In this day and age, a person can barely wake up without reaching for a smartphone. And in the U.S. it's highly likely that the device is an iPhone. According to Statista research conducted in March of this year, more than 113 million smartphone users own an iPhone.
Thanks to many of those users, Apple (AAPL 1.19%) just reported its biggest year of iPhone sales in history. The tech giant brought in nearly $192 billion in revenue from its smartphone line over the past year. But 2022 could be even bigger for Apple. Here are three reasons why.
1. A massive user base ready to upgrade
There are now over 1 billion iPhones in use around the world, Apple CEO Tim Cook shared during the company's first-quarter earnings call in January. That's a substantial user base that will replace their phones regularly.
While we saw an extension of the upgrade cycle time over the last few years, that appears to have stabilized in 2021. Citi analyst Jim Suva says replacement cycles are remaining the same or may even be shortening. "Assuming that replacement rates hover around three years for smartphones and modeling for some of these upgrades to be refurbished devices, we believe that this suggests that the installed base upgrades still have room to translate into unit growth," Suva wrote in a note earlier this month.
2. 5G will be a major upgrade catalyst
In 2020 5G will go mainstream. U.S. carriers are rapidly building out their 5G networks, and international markets aren't far behind. China is on an absolute tear with its 5G buildout; 150 million Chinese already use 5G phones, and Apple is winning a lot of new phone purchases in the country. It was the No. 1 phone manufacturer in the country in October, the first time it took that title since 2015.
The first iPhone supporting 5G was the iPhone 11 released in 2019. But hundreds of millions of users are still using older models. Apple will release a 5G model of its low-cost iPhone SE in early 2022, which could spur many upgrades from older models for budget-conscious consumers.
Meanwhile, carriers are starting to push their 5G networks on consumers, which could spur device upgrades. Many carriers will likely offer subsidies on 5G-ready devices in order to get consumers to use the 5G network. As 5G adoption increases, iPhone sales will grow. For every 1% increase in 5G upgrade rates, Apple stands to gain 11 million iPhone unit sales, according to KeyBanc analyst Brandon Nispel.
3. Supply chain challenges are behind Apple
Apple has had trouble sourcing enough camera modules and power-management chips for its high-end phones amid a global chip shortage. Those supply constraints cost it about $6 billion in revenue in the fourth quarter, CFO Luca Maestri estimates.
A recent look at iPhone 13 shipping lead times by Morgan Stanley analyst Katy Huberty found they're starting to come down to normal levels at the end of December.

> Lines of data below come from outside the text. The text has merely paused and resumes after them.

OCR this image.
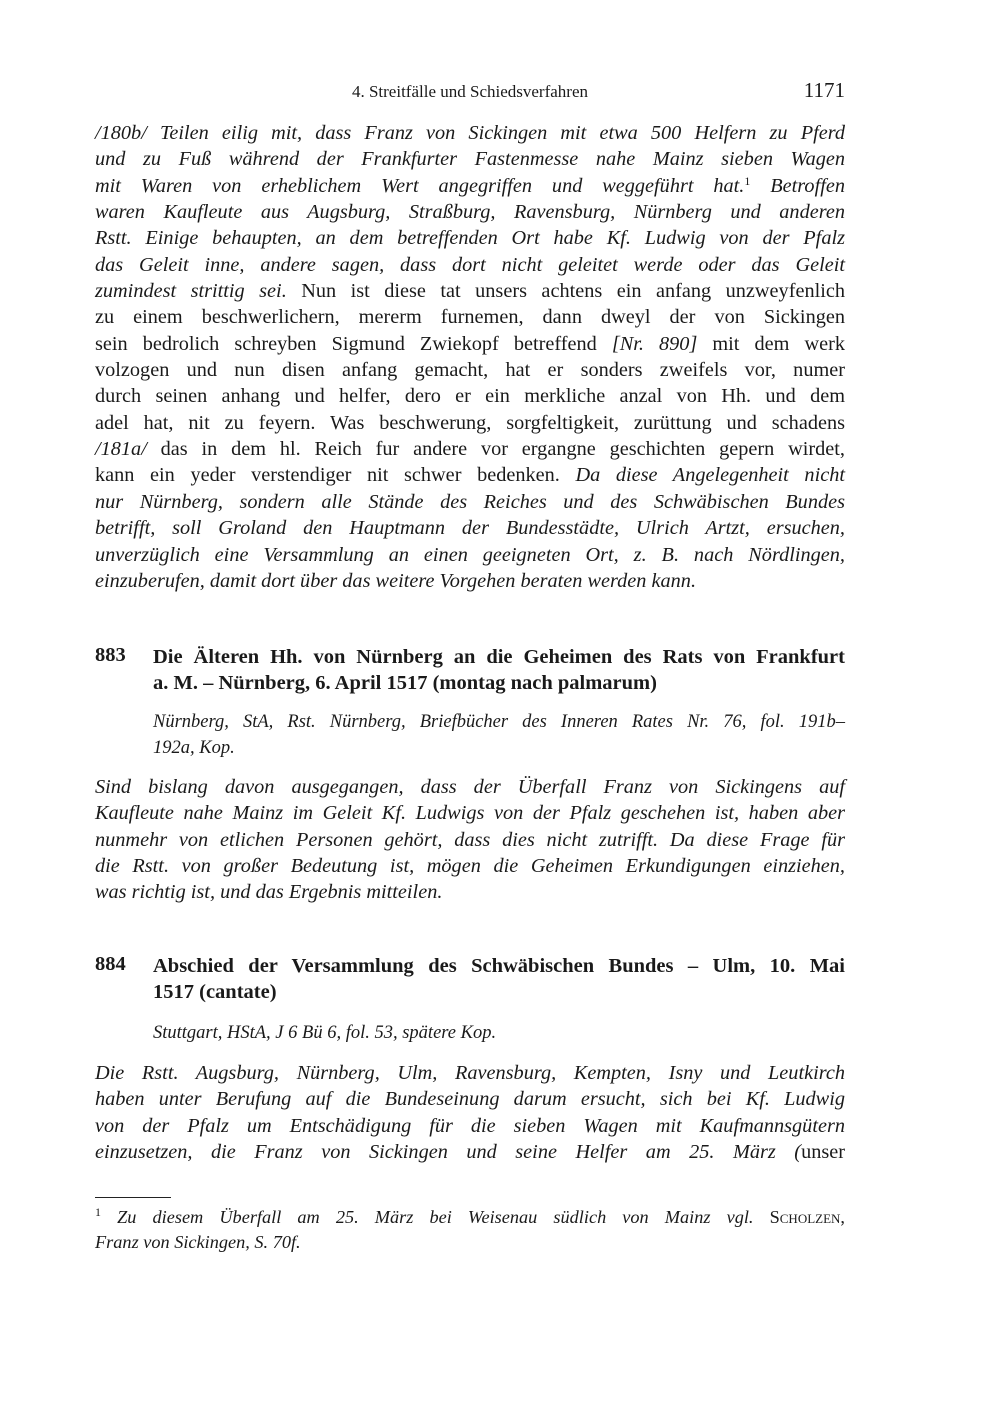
4. Streitfälle und Schiedsverfahren	1171
/180b/ Teilen eilig mit, dass Franz von Sickingen mit etwa 500 Helfern zu Pferd
und zu Fuß während der Frankfurter Fastenmesse nahe Mainz sieben Wagen
mit Waren von erheblichem Wert angegriffen und weggeführt hat.$^1$ Betroffen
waren Kaufleute aus Augsburg, Straßburg, Ravensburg, Nürnberg und anderen
Rstt. Einige behaupten, an dem betreffenden Ort habe Kf. Ludwig von der Pfalz
das Geleit inne, andere sagen, dass dort nicht geleitet werde oder das Geleit
zumindest strittig sei. Nun ist diese tat unsers achtens ein anfang unzweyfenlich
zu einem beschwerlichern, mererm furnemen, dann dweyl der von Sickingen
sein bedrolich schreyben Sigmund Zwiekopf betreffend [Nr. 890] mit dem werk
volzogen und nun disen anfang gemacht, hat er sonders zweifels vor, numer
durch seinen anhang und helfer, dero er ein merkliche anzal von Hh. und dem
adel hat, nit zu feyern. Was beschwerung, sorgfeltigkeit, zurüttung und schadens
/181a/ das in dem hl. Reich fur andere vor ergangne geschichten gepern wirdet,
kann ein yeder verstendiger nit schwer bedenken. Da diese Angelegenheit nicht
nur Nürnberg, sondern alle Stände des Reiches und des Schwäbischen Bundes
betrifft, soll Groland den Hauptmann der Bundesstädte, Ulrich Artzt, ersuchen,
unverzüglich eine Versammlung an einen geeigneten Ort, z. B. nach Nördlingen,
einzuberufen, damit dort über das weitere Vorgehen beraten werden kann.
883 Die Älteren Hh. von Nürnberg an die Geheimen des Rats von Frankfurt
a. M. – Nürnberg, 6. April 1517 (montag nach palmarum)
Nürnberg, StA, Rst. Nürnberg, Briefbücher des Inneren Rates Nr. 76, fol. 191b–
192a, Kop.
Sind bislang davon ausgegangen, dass der Überfall Franz von Sickingens auf
Kaufleute nahe Mainz im Geleit Kf. Ludwigs von der Pfalz geschehen ist, haben aber
nunmehr von etlichen Personen gehört, dass dies nicht zutrifft. Da diese Frage für
die Rstt. von großer Bedeutung ist, mögen die Geheimen Erkundigungen einziehen,
was richtig ist, und das Ergebnis mitteilen.
884 Abschied der Versammlung des Schwäbischen Bundes – Ulm, 10. Mai
1517 (cantate)
Stuttgart, HStA, J 6 Bü 6, fol. 53, spätere Kop.
Die Rstt. Augsburg, Nürnberg, Ulm, Ravensburg, Kempten, Isny und Leutkirch
haben unter Berufung auf die Bundeseinung darum ersucht, sich bei Kf. Ludwig
von der Pfalz um Entschädigung für die sieben Wagen mit Kaufmannsgütern
einzusetzen, die Franz von Sickingen und seine Helfer am 25. März (unser
$^1$ Zu diesem Überfall am 25. März bei Weisenau südlich von Mainz vgl. Scholzen,
Franz von Sickingen, S. 70f.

Although consumers had to wait about three weeks for an iPhone 13 Pro or iPhone 13 Pro Max to ship at the end of November, one ordered today will ship in a couple of days. Huberty says that's evidence that supply constraints are easing.
Some might see the shorter lead times as a sign of waning iPhone demand, but Huberty doesn't see it that way. "While we don't have enough data to definitively say that iPhone will exit the December quarter in supply/demand balance, we do believe that iPhone production is surprising to the upside," Huberty wrote in a note earlier this month.
With an expectation for increased demand from upgrades further spurred by carriers promoting their 5G networks, the only thing stopping Apple from growing iPhone unit sales may be its ability to produce new iPhones. Huberty says it's currently building about 82 million units per quarter, which would certainly push Apple's 2022 iPhone revenue even higher than that of 2021.